В Шопене… Ее руки тянутся к воображаемой клавиатуре, а несуществующие пальцы касаются клавиш — и она немедленно отдергивает их, словно обожглась. Что за кошмарный, что за несчастный сегодня день! Над крышами вьются стрижи, а с моря доносится рокот моторной лодки. Она медленно качает головой. Нет, так дальше продолжаться не может. Усталость и отвращение переполняют ее. С нее хватит! У нее болят руки. Нужно пойти на сеанс лечебной физкультуры. Как раз пора. Никто не должен догадаться, что у нее…
Она со стоном поднимается и, держась за мебель, идет в свою спальню. Чтобы сменить платье, приходится вступить в схватку со шкафом, с вешалками, с материями, которые никак не даются в руки. Обычно ей помогает Кларисса, но сегодня Клариссу мобилизовала Глория. Наконец Жюли удается обуздать платье в мелкий цветочек.
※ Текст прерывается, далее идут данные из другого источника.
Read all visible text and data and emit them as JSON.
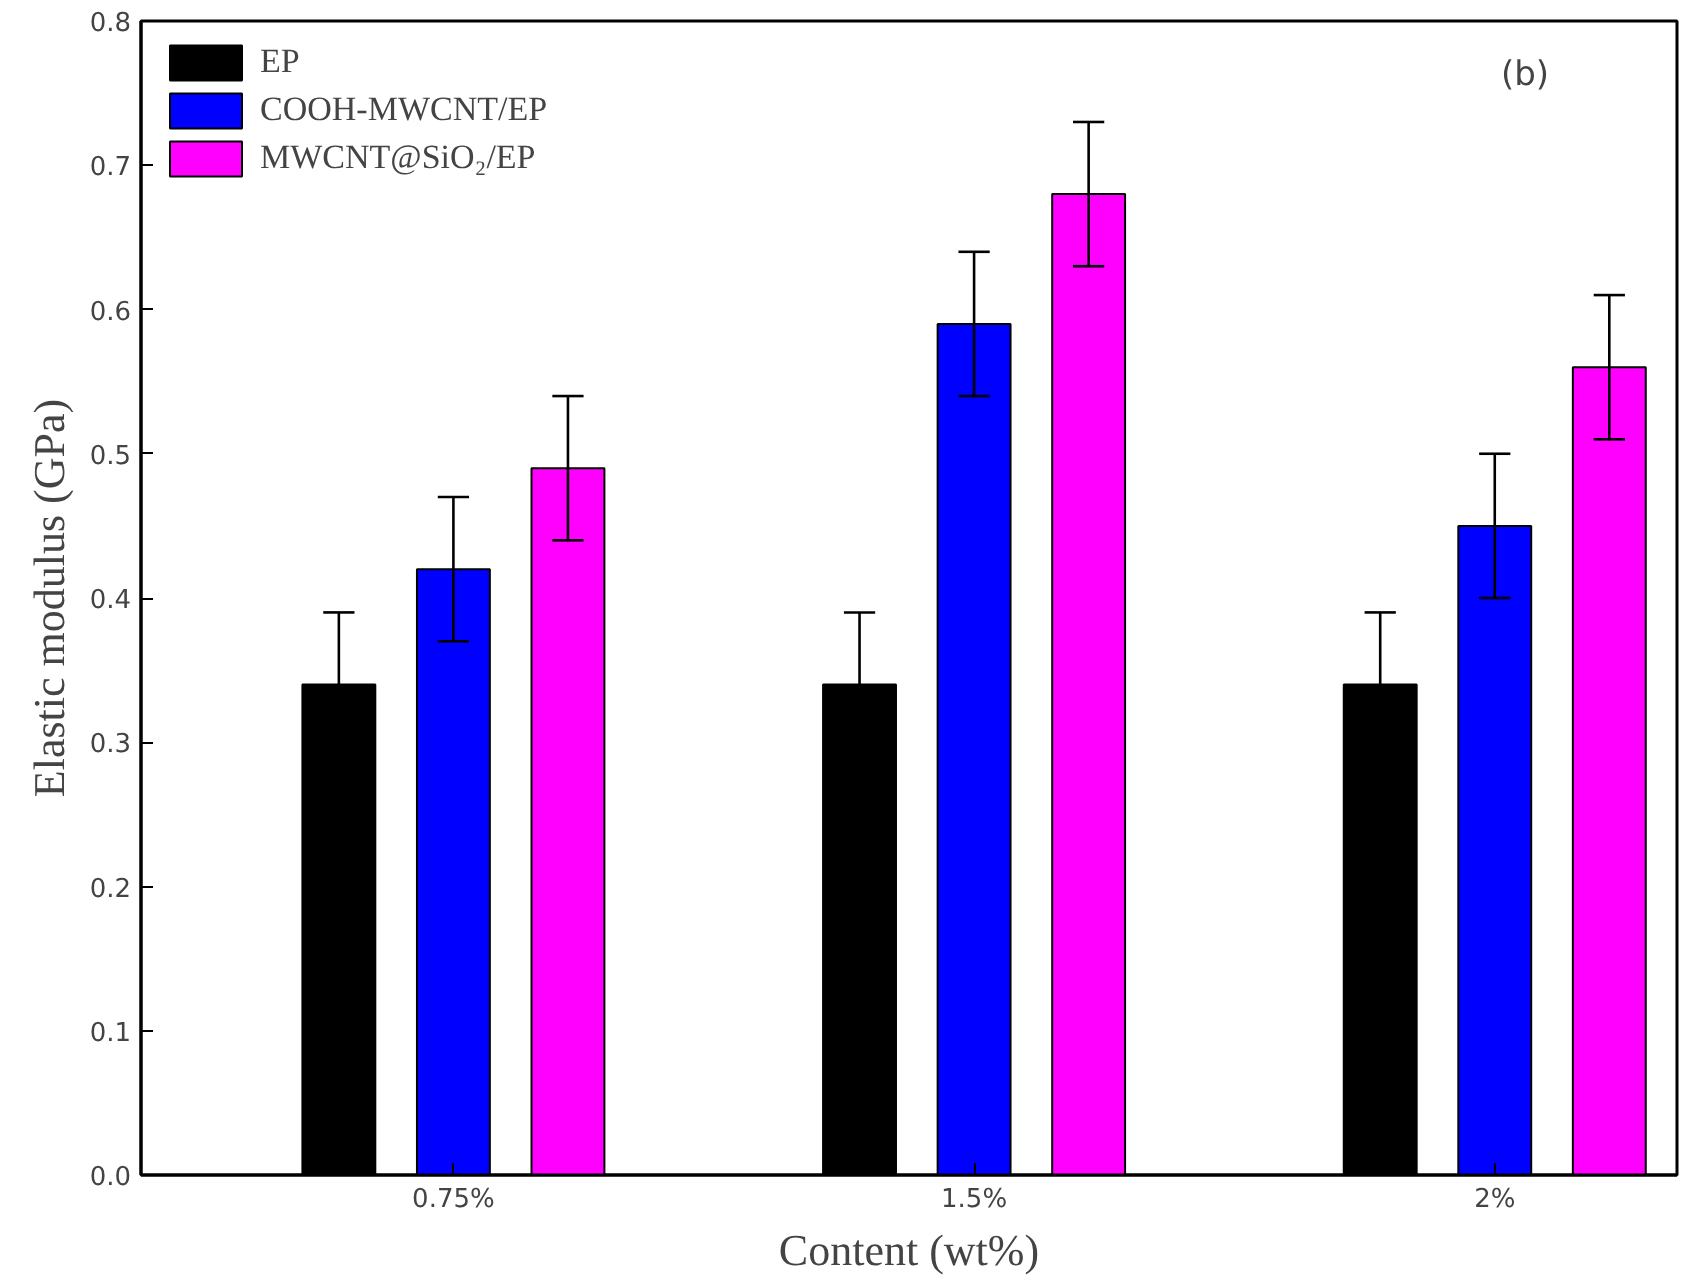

Глория по его поводу сказала: «Оно тебе не по возрасту». Тем более стоит его носить. Она оглядывает себя в большом зеркале, занимающем целую стену ванной комнаты. Рауль — красивый тридцатилетний мужчина. Вполне можно ради него немного привести себя в порядок. И пусть, кроме него, в кабинете не будет никого, все–таки это какая–никакая публика. Последняя ее публика. Когда–то… В Риме… Она считает про себя: это было шестьдесят пять лет назад. В голове у нее до сих пор звучит странным шумом, похожим на звук прибоя в ракушке, дыхание толпы. Ее последний сольный концерт! Сотни лиц, повернутых к ней в немом восхищении!
А теперь остался один Рауль. Зато как уважительно он сгибает и разгибает ее пальцы, все время стремящиеся сжаться в кулак. «Вам не больно? Если что, скажите!» Он массирует ее пальцы бережно, как будто это коллекционная редкость. Еще бы! Они касались Баха и Моцарта! Она оставит ему после смерти — правда, у нее не так уж много наследства — часы, когда–то подаренные ей Полем Гиру, великим и забытым дирижером. Как он нервничал, бедняга, потому что она постоянно опаздывала на репетиции…
А впрочем, зачем они ему? Разве садовнику дарят опавшие листья? Она сурово, без поблажек, оглядывает в зеркале свое лицо, ставшее таким неузнаваемым. Лишь глаза еще живут на нем, но и они понемногу утрачивают свой голубой блеск. Вот у Глории…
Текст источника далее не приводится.